Strona:X de Montépin Tajemnica grobowca.djvu/36

Ta strona została skorygowana.

Przyłączmy się do sędziego śledczego i naczelnika policji w tej chwili, gdy wchodzą do kancelarii dozorcy cmentarza. Z niecierpliwością czekał on wraz z komisarzem policyjnym na powrót brygadjera Lannois.

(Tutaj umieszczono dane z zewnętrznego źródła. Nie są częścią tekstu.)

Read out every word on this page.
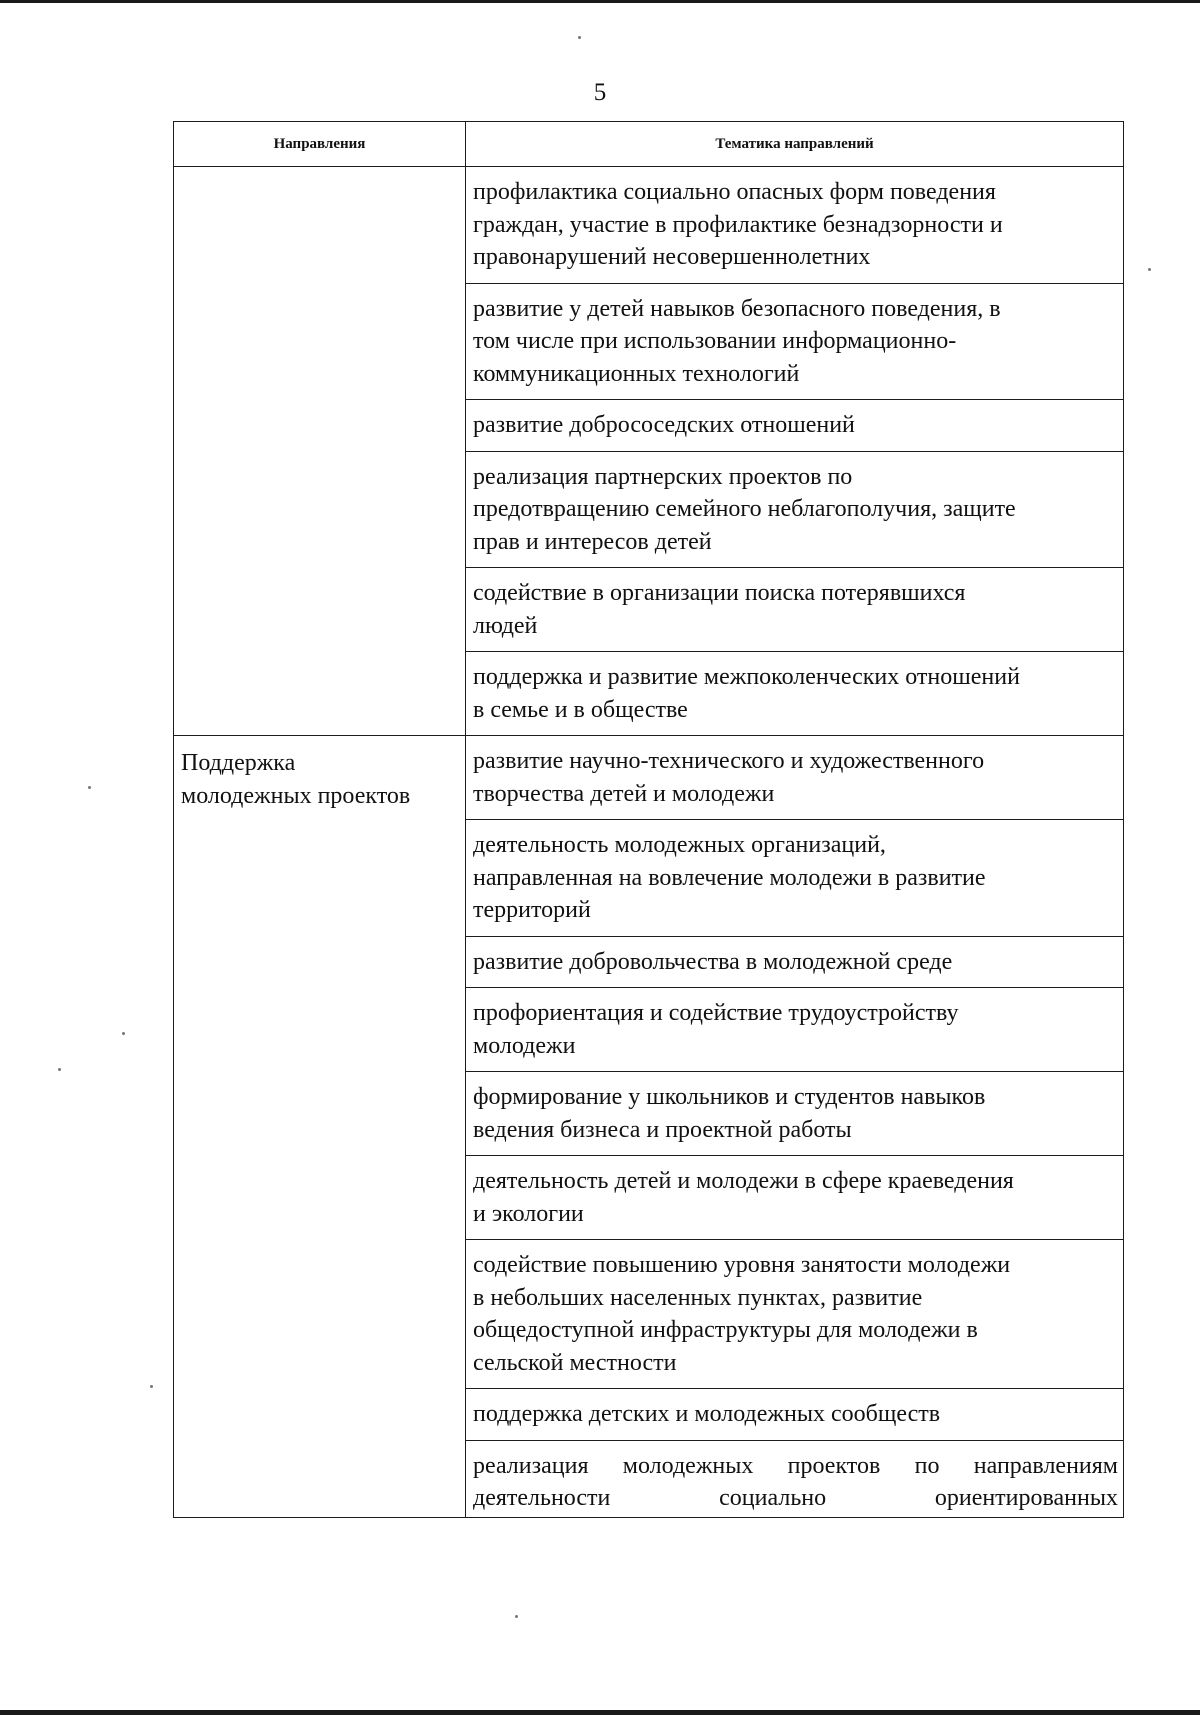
5
Направления	Тематика направлений
	профилактика социально опасных форм поведения
граждан, участие в профилактике безнадзорности и
правонарушений несовершеннолетних
	развитие у детей навыков безопасного поведения, в
том числе при использовании информационно-
коммуникационных технологий
	развитие добрососедских отношений
	реализация партнерских проектов по
предотвращению семейного неблагополучия, защите
прав и интересов детей
	содействие в организации поиска потерявшихся
людей
	поддержка и развитие межпоколенческих отношений
в семье и в обществе
Поддержка
молодежных проектов	развитие научно-технического и художественного
творчества детей и молодежи
	деятельность молодежных организаций,
направленная на вовлечение молодежи в развитие
территорий
	развитие добровольчества в молодежной среде
	профориентация и содействие трудоустройству
молодежи
	формирование у школьников и студентов навыков
ведения бизнеса и проектной работы
	деятельность детей и молодежи в сфере краеведения
и экологии
	содействие повышению уровня занятости молодежи
в небольших населенных пунктах, развитие
общедоступной инфраструктуры для молодежи в
сельской местности
	поддержка детских и молодежных сообществ
	реализация молодежных проектов по направлениям
деятельности социально ориентированных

Komisarz zaczął sporządzać swój protokół; zobaczywszy powozy, krzyknął z zadowoleniem:
— Nareszcie!
— Nareszcie panowie przyjechali, — powtórzył członkom sądu — tem goręcej pragnąłem panów, że sprawa, w której panów wezwałem, bardzo się ciemno przedstawia.
W kilku słowach opowiedział przybyłym, co się z rana wydarzyło.
— Dziwi się pan zapewne, żeśmy się tak opóźnili — odezwał się sędzia śledczy — ale nie będzie się pan dziwił, gdy się dowie, że posłaniec pański musiał jechać po nas do La Chapelle, gdzieśmy prowadzili śledztwo z powodu zbrodni, nie mniej tajemniczej, nie mniej niepojętej, niż ta, jaka nas tutaj sprowadza... Rozpoczął pan protokół?
— Już.
— Proszę....
— Oto jest...
Gibray przeczytał.
— Dziwna rzecz — wyszeptał — chodźmy na miejsce zbrodni.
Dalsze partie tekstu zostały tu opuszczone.